After much discussion, Kansas Farmer and Kansas State Research and Extension changed the name of the “Kansas Master Farmer and Master Farm Homemaker Award” to “Kansas Master Farm Family Award.”
It’s not the first name change for the award.
In 1927, Arthur Capper, then the publisher of Kansas Farmer magazine, created the first class of Kansas Master Farmers and the Kansas Master Farmer Association. In 1928, The Farmers Wife magazine chose to follow suit and create the Master Farm Homemaker Guild with the Master Farm Homemaker award as its prize.
The two organizations ran separately under competing magazines until The Farmers Wife closed in 1940, and Capper offered to sponsor the guild and thus combined the prizes into one recognition for married couples.
And that worked OK for the next 70 years.
But looking at the next generation of farmers taking over Kansas agriculture, we started to wonder if the name of the award might also start reflecting the changing farm families in Kansas.
There are plenty of nontraditional farm family arrangements out there. Parents farming with sons and daughters in equal roles on the farm is not as unusual as it might have been even a decade ago. Siblings farming in equal partnership, or women-led farms, don’t exactly fit under a farmer-farm homemaker label. These are all farms worthy of being recognized for their excellence in agriculture and community leadership.
While we’re looking ahead to the future Master Farm Families that are to come, we haven’t forgotten the rich legacy of the Master Farmers and Farm Homemakers who broke ground for us.
Far from it.
The Kansas Master Farmer Association and Kansas Master Farm Homemaker Guild will continue to be their separate entities, and Master Farm Family honorees will be able to join either organization of their choosing. That won’t change. And the goals of those organizations of promoting agriculture and community service won’t change either.

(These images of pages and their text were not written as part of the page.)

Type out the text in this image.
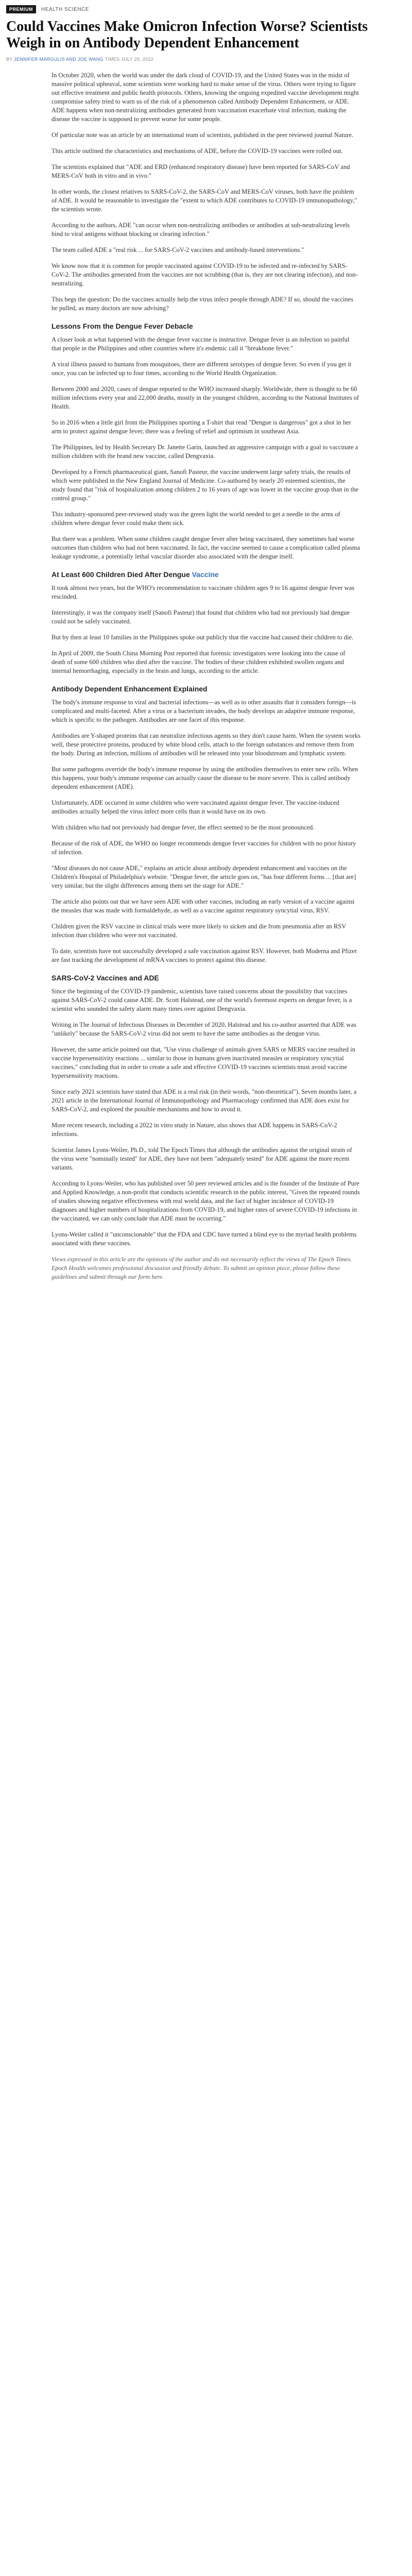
PREMIUM	HEALTH SCIENCE
Could Vaccines Make Omicron Infection Worse? Scientists Weigh in on Antibody Dependent Enhancement
BY JENNIFER MARGULIS AND JOE WANG TIMES JULY 29, 2022

In October 2020, when the world was under the dark cloud of COVID-19, and the United States was in the midst of massive political upheaval, some scientists were working hard to make sense of the virus. Others were trying to figure out effective treatment and public health protocols. Others, knowing the ongoing expedited vaccine development might compromise safety tried to warn us of the risk of a phenomenon called Antibody Dependent Enhancement, or ADE. ADE happens when non-neutralizing antibodies generated from vaccination exacerbate viral infection, making the disease the vaccine is supposed to prevent worse for some people.

Of particular note was an article by an international team of scientists, published in the peer reviewed journal Nature.

This article outlined the characteristics and mechanisms of ADE, before the COVID-19 vaccines were rolled out.

The scientists explained that "ADE and ERD (enhanced respiratory disease) have been reported for SARS-CoV and MERS-CoV both in vitro and in vivo."

In other words, the closest relatives to SARS-CoV-2, the SARS-CoV and MERS-CoV viruses, both have the problem of ADE. It would be reasonable to investigate the "extent to which ADE contributes to COVID-19 immunopathology," the scientists wrote.

According to the authors, ADE "can occur when non-neutralizing antibodies or antibodies at sub-neutralizing levels bind to viral antigens without blocking or clearing infection."

The team called ADE a "real risk ... for SARS-CoV-2 vaccines and antibody-based interventions."

We know now that it is common for people vaccinated against COVID-19 to be infected and re-infected by SARS-CoV-2. The antibodies generated from the vaccines are not scrubbing (that is, they are not clearing infection), and non-neutralizing.

This begs the question: Do the vaccines actually help the virus infect people through ADE? If so, should the vaccines be pulled, as many doctors are now advising?

Lessons From the Dengue Fever Debacle

A closer look at what happened with the dengue fever vaccine is instructive. Dengue fever is an infection so painful that people in the Philippines and other countries where it's endemic call it "breakbone fever."

A viral illness passed to humans from mosquitoes, there are different serotypes of dengue fever. So even if you get it once, you can be infected up to four times, according to the World Health Organization.

Between 2000 and 2020, cases of dengue reported to the WHO increased sharply. Worldwide, there is thought to be 60 million infections every year and 22,000 deaths, mostly in the youngest children, according to the National Institutes of Health.

So in 2016 when a little girl from the Philippines sporting a T-shirt that read "Dengue is dangerous" got a shot in her arm to protect against dengue fever, there was a feeling of relief and optimism in southeast Asia.

The Philippines, led by Health Secretary Dr. Janette Garin, launched an aggressive campaign with a goal to vaccinate a million children with the brand new vaccine, called Dengvaxia.

Developed by a French pharmaceutical giant, Sanofi Pasteur, the vaccine underwent large safety trials, the results of which were published in the New England Journal of Medicine. Co-authored by nearly 20 esteemed scientists, the study found that "risk of hospitalization among children 2 to 16 years of age was lower in the vaccine group than in the control group."

This industry-sponsored peer-reviewed study was the green light the world needed to get a needle in the arms of children where dengue fever could make them sick.

But there was a problem. When some children caught dengue fever after being vaccinated, they sometimes had worse outcomes than children who had not been vaccinated. In fact, the vaccine seemed to cause a complication called plasma leakage syndrome, a potentially lethal vascular disorder also associated with the dengue itself.

At Least 600 Children Died After Dengue Vaccine

It took almost two years, but the WHO's recommendation to vaccinate children ages 9 to 16 against dengue fever was rescinded.

Interestingly, it was the company itself (Sanofi Pasteur) that found that children who had not previously had dengue could not be safely vaccinated.

But by then at least 10 families in the Philippines spoke out publicly that the vaccine had caused their children to die.

In April of 2009, the South China Morning Post reported that forensic investigators were looking into the cause of death of some 600 children who died after the vaccine. The bodies of these children exhibited swollen organs and internal hemorrhaging, especially in the brain and lungs, according to the article.

Antibody Dependent Enhancement Explained

The body's immune response to viral and bacterial infections—as well as to other assaults that it considers foreign—is complicated and multi-faceted. After a virus or a bacterium invades, the body develops an adaptive immune response, which is specific to the pathogen. Antibodies are one facet of this response.

Antibodies are Y-shaped proteins that can neutralize infectious agents so they don't cause harm. When the system works well, these protective proteins, produced by white blood cells, attach to the foreign substances and remove them from the body. During an infection, millions of antibodies will be released into your bloodstream and lymphatic system.

But some pathogens override the body's immune response by using the antibodies themselves to enter new cells. When this happens, your body's immune response can actually cause the disease to be more severe. This is called antibody dependent enhancement (ADE).

Unfortunately, ADE occurred in some children who were vaccinated against dengue fever. The vaccine-induced antibodies actually helped the virus infect more cells than it would have on its own.

With children who had not previously had dengue fever, the effect seemed to be the most pronounced.

Because of the risk of ADE, the WHO no longer recommends dengue fever vaccines for children with no prior history of infection.

"Most diseases do not cause ADE," explains an article about antibody dependent enhancement and vaccines on the Children's Hospital of Philadelphia's website. "Dengue fever, the article goes on, "has four different forms ... [that are] very similar, but the slight differences among them set the stage for ADE."

The article also points out that we have seen ADE with other vaccines, including an early version of a vaccine against the measles that was made with formaldehyde, as well as a vaccine against respiratory syncytial virus, RSV.

Children given the RSV vaccine in clinical trials were more likely to sicken and die from pneumonia after an RSV infection than children who were not vaccinated.

To date, scientists have not successfully developed a safe vaccination against RSV. However, both Moderna and Pfizer are fast tracking the development of mRNA vaccines to protect against this disease.

SARS-CoV-2 Vaccines and ADE

Since the beginning of the COVID-19 pandemic, scientists have raised concerns about the possibility that vaccines against SARS-CoV-2 could cause ADE. Dr. Scott Halstead, one of the world's foremost experts on dengue fever, is a scientist who sounded the safety alarm many times over against Dengvaxia.

Writing in The Journal of Infectious Diseases in December of 2020, Halstead and his co-author asserted that ADE was "unlikely" because the SARS-CoV-2 virus did not seem to have the same antibodies as the dengue virus.

However, the same article pointed out that, "Use virus challenge of animals given SARS or MERS vaccine resulted in vaccine hypersensitivity reactions ... similar to those in humans given inactivated measles or respiratory syncytial vaccines," concluding that in order to create a safe and effective COVID-19 vaccines scientists must avoid vaccine hypersensitivity reactions.

Since early 2021 scientists have stated that ADE is a real risk (in their words, "non-theoretical"). Seven months later, a 2021 article in the International Journal of Immunopathology and Pharmacology confirmed that ADE does exist for SARS-CoV-2, and explored the possible mechanisms and how to avoid it.

More recent research, including a 2022 in vitro study in Nature, also shows that ADE happens in SARS-CoV-2 infections.

Scientist James Lyons-Weiler, Ph.D., told The Epoch Times that although the antibodies against the original strain of the virus were "nominally tested" for ADE, they have not been "adequately tested" for ADE against the more recent variants.

According to Lyons-Weiler, who has published over 50 peer reviewed articles and is the founder of the Institute of Pure and Applied Knowledge, a non-profit that conducts scientific research in the public interest, "Given the repeated rounds of studies showing negative effectiveness with real world data, and the fact of higher incidence of COVID-19 diagnoses and higher numbers of hospitalizations from COVID-19, and higher rates of severe COVID-19 infections in the vaccinated, we can only conclude that ADE must be occurring."

Lyons-Weiler called it "unconscionable" that the FDA and CDC have turned a blind eye to the myriad health problems associated with these vaccines.

Views expressed in this article are the opinions of the author and do not necessarily reflect the views of The Epoch Times. Epoch Health welcomes professional discussion and friendly debate. To submit an opinion piece, please follow these guidelines and submit through our form here.
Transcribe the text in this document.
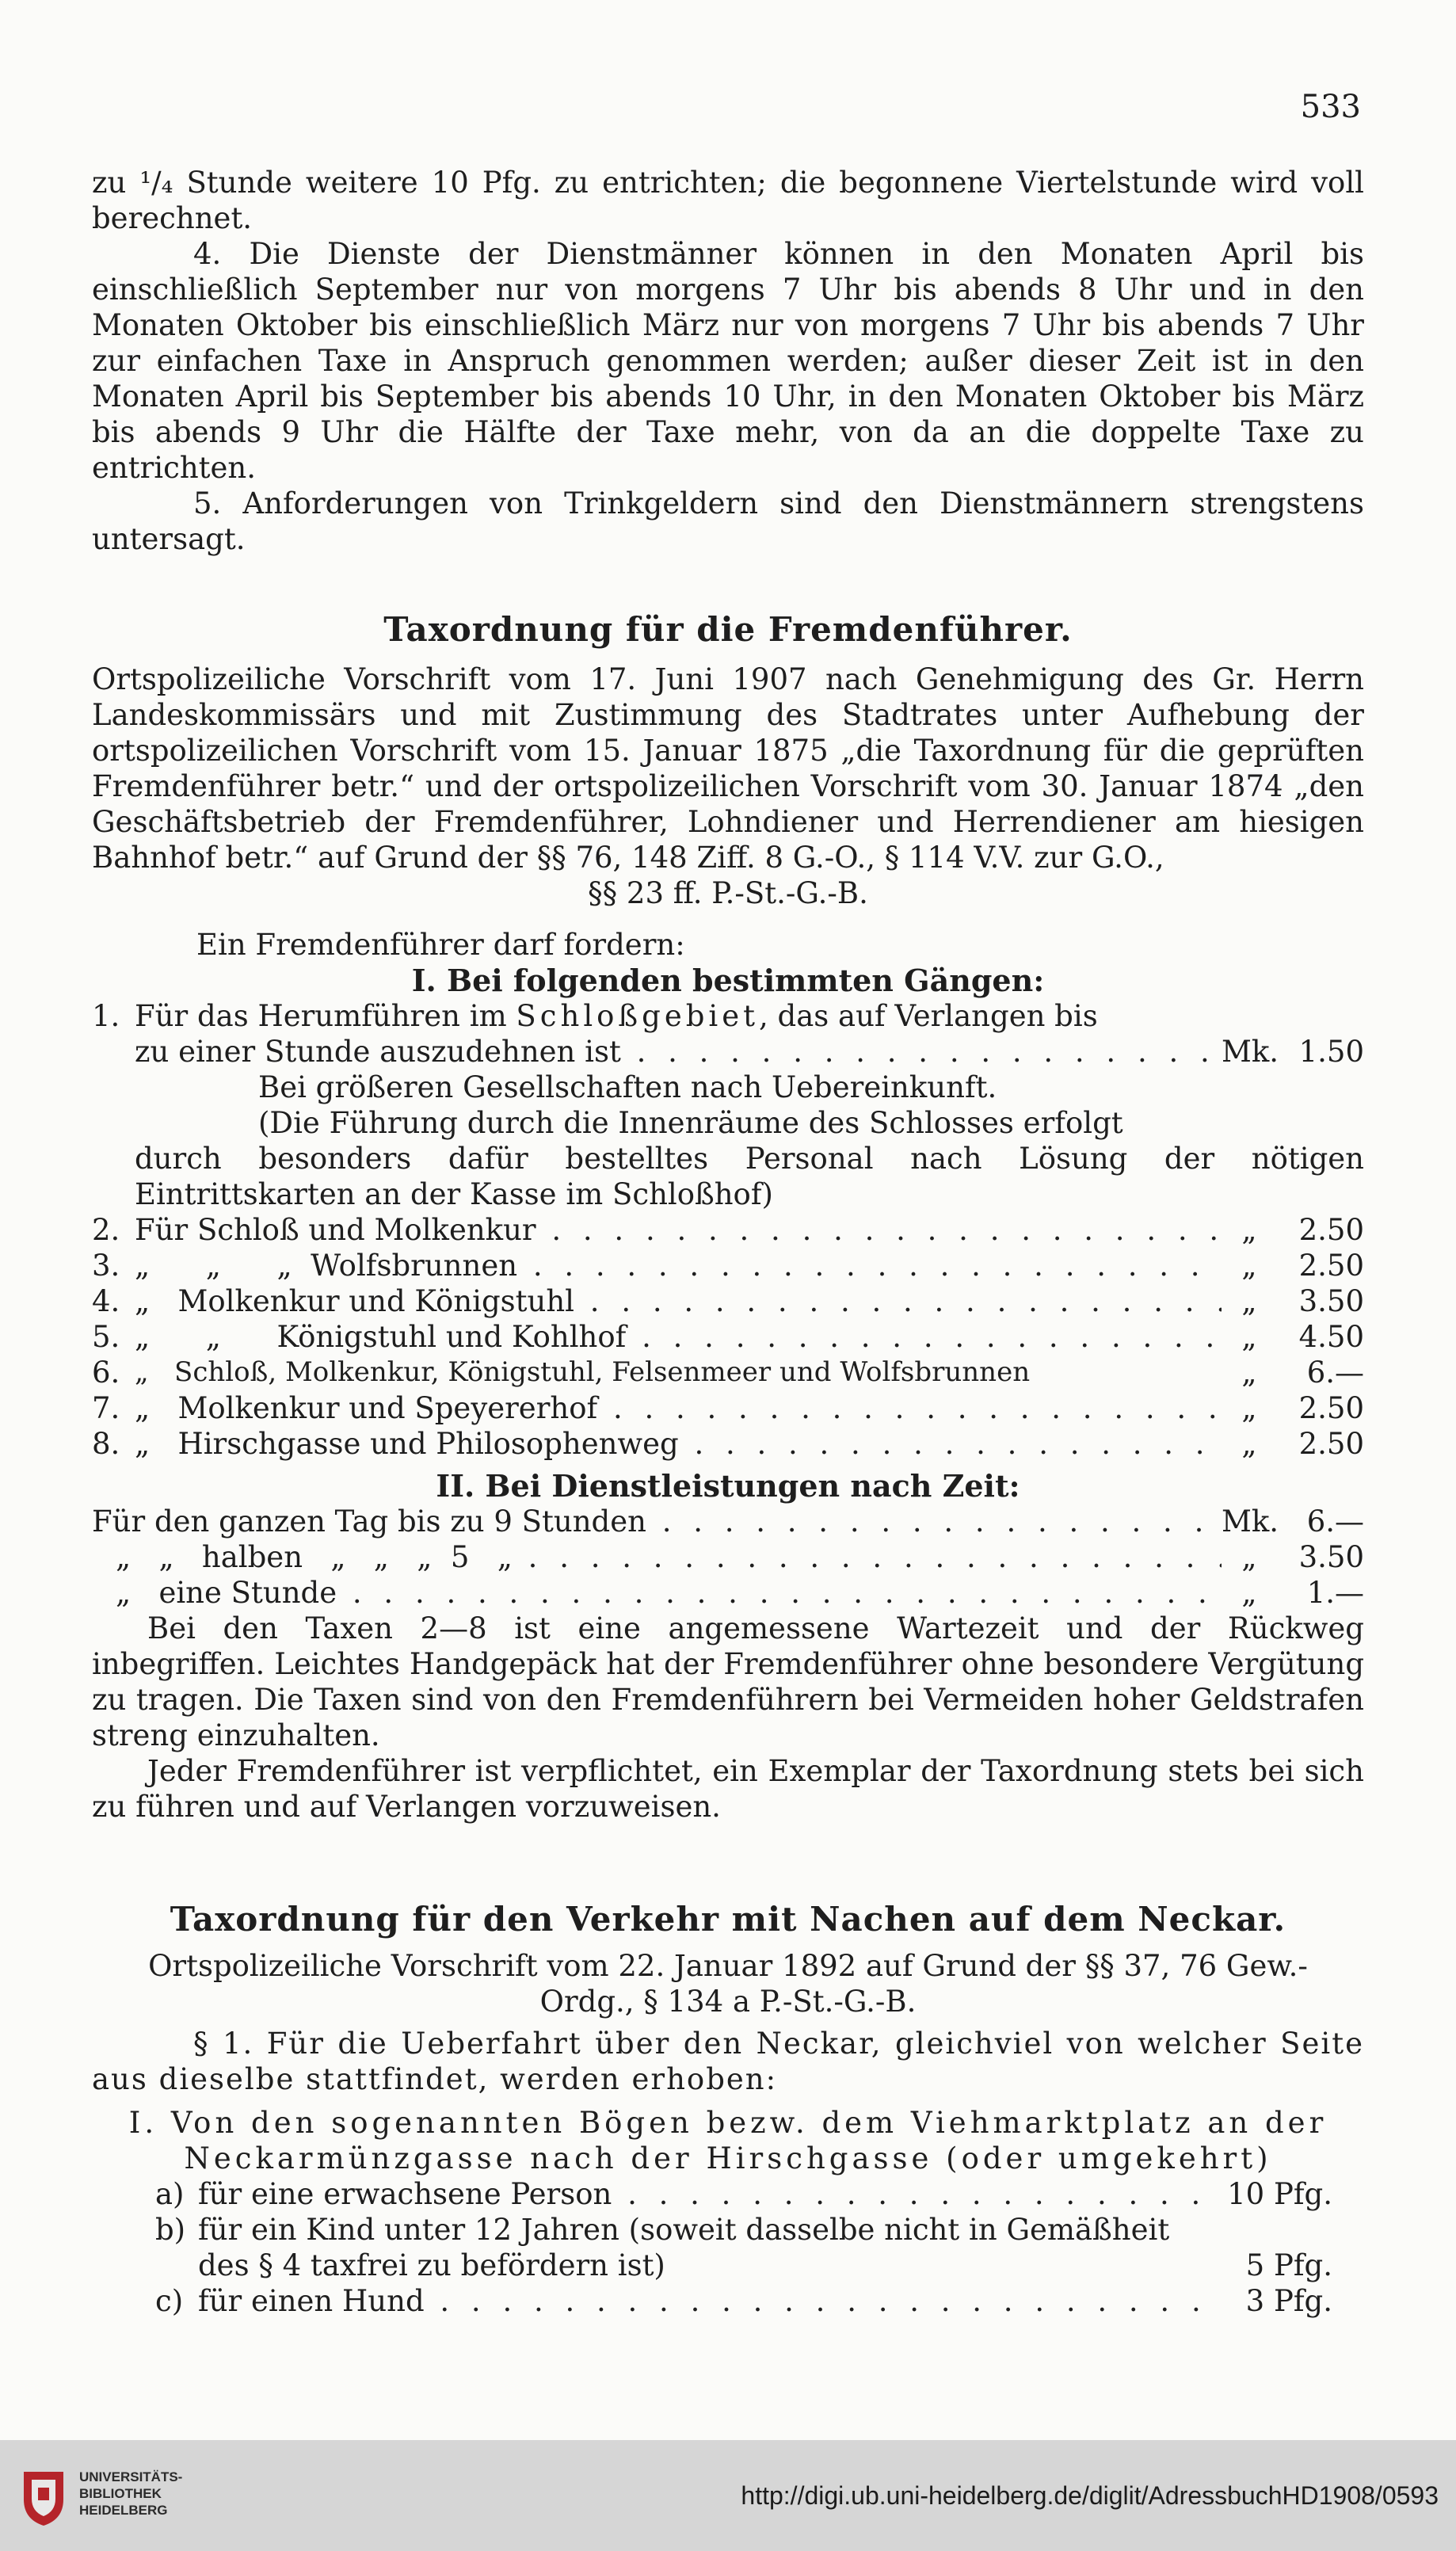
533

zu ¹/₄ Stunde weitere 10 Pfg. zu entrichten; die begonnene Viertelstunde wird voll berechnet.

4. Die Dienste der Dienstmänner können in den Monaten April bis einschließlich September nur von morgens 7 Uhr bis abends 8 Uhr und in den Monaten Oktober bis einschließlich März nur von morgens 7 Uhr bis abends 7 Uhr zur einfachen Taxe in Anspruch genommen werden; außer dieser Zeit ist in den Monaten April bis September bis abends 10 Uhr, in den Monaten Oktober bis März bis abends 9 Uhr die Hälfte der Taxe mehr, von da an die doppelte Taxe zu entrichten.

5. Anforderungen von Trinkgeldern sind den Dienstmännern strengstens untersagt.

Taxordnung für die Fremdenführer.

Ortspolizeiliche Vorschrift vom 17. Juni 1907 nach Genehmigung des Gr. Herrn Landeskommissärs und mit Zustimmung des Stadtrates unter Aufhebung der ortspolizeilichen Vorschrift vom 15. Januar 1875 „die Taxordnung für die geprüften Fremdenführer betr.“ und der ortspolizeilichen Vorschrift vom 30. Januar 1874 „den Geschäftsbetrieb der Fremdenführer, Lohndiener und Herrendiener am hiesigen Bahnhof betr.“ auf Grund der §§ 76, 148 Ziff. 8 G.-O., § 114 V.V. zur G.O.,

§§ 23 ff. P.-St.-G.-B.

Ein Fremdenführer darf fordern:

I. Bei folgenden bestimmten Gängen:
1. Für das Herumführen im Schloßgebiet, das auf Verlangen bis
zu einer Stunde auszudehnen ist . . .	Mk. 1.50

Bei größeren Gesellschaften nach Uebereinkunft.

(Die Führung durch die Innenräume des Schlosses erfolgt

durch besonders dafür bestelltes Personal nach Lösung der nötigen Eintrittskarten an der Kasse im Schloßhof)

2. Für Schloß und Molkenkur . . .	„	2.50
3. „      „      „  Wolfsbrunnen . . .	„	2.50
4. „   Molkenkur und Königstuhl . . .	„	3.50
5. „      „      Königstuhl und Kohlhof . . .	„	4.50
6. „   Schloß, Molkenkur, Königstuhl, Felsenmeer und Wolfsbrunnen	„	6.—
7. „   Molkenkur und Speyererhof . . .	„	2.50
8. „   Hirschgasse und Philosophenweg . . .	„	2.50
II. Bei Dienstleistungen nach Zeit:
Für den ganzen Tag bis zu 9 Stunden . . .	Mk. 6.—
„   „   halben   „   „   „  5   „ . . .	„	3.50
„   eine Stunde . . .	„	1.—

Bei den Taxen 2—8 ist eine angemessene Wartezeit und der Rückweg inbegriffen. Leichtes Handgepäck hat der Fremdenführer ohne besondere Vergütung zu tragen. Die Taxen sind von den Fremdenführern bei Vermeiden hoher Geldstrafen streng einzuhalten.

Jeder Fremdenführer ist verpflichtet, ein Exemplar der Taxordnung stets bei sich zu führen und auf Verlangen vorzuweisen.

Taxordnung für den Verkehr mit Nachen auf dem Neckar.

Ortspolizeiliche Vorschrift vom 22. Januar 1892 auf Grund der §§ 37, 76 Gew.-Ordg., § 134 a P.-St.-G.-B.

§ 1. Für die Ueberfahrt über den Neckar, gleichviel von welcher Seite aus dieselbe stattfindet, werden erhoben:

I. Von den sogenannten Bögen bezw. dem Viehmarktplatz an der Neckarmünzgasse nach der Hirschgasse (oder umgekehrt)

a) für eine erwachsene Person . . .	10 Pfg.
b) für ein Kind unter 12 Jahren (soweit dasselbe nicht in Gemäßheit des § 4 taxfrei zu befördern ist)	5 Pfg.
c) für einen Hund . . .	3 Pfg.
UNIVERSITÄTS-
BIBLIOTHEK
HEIDELBERG
http://digi.ub.uni-heidelberg.de/diglit/AdressbuchHD1908/0593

I, for one, am so proud that our state is one of the few states who has organizations like this, and recognitions like this award, to showcase the outstanding work of our farm families. There’s so much history we capture in telling award honorees’ stories. And if you look at the list of past winners, it is a list of great families who’ve made great contributions to advancing Kansas agriculture.
And that’s one of the goals I’ve set for myself as the editor of Kansas Farmer: to go back through the history of the award, and bring those stories forward in some fashion so that future generations might learn from them.
You know, each time I sit down with an honored couple, I marvel at how they’re building on their family farm legacies and making room for the next generation to come on board and find their own niche in the family operation.
Sons bring home agronomy degrees and take on the crop management for the irrigated corn farm in western Kansas. Daughters return with agribusiness or animal science degrees and take on the livestock enterprises of the family ranch in eastern Kansas.
A nephew may handle the equipment and technology needs of the multigenerational family farm that his father and uncle head up in south-central Kansas. A single woman may be using a flock of goats to improve soil health of the plot of land she bought and direct-markets their meat and milk to consumers at the farmers market near one of the metroplexes in the state.
There’s room for them all in Kansas. They all play a vital role in our agricultural economy. They all contribute to our community vitality.
The award should reflect them and other Kansas farm families of the future.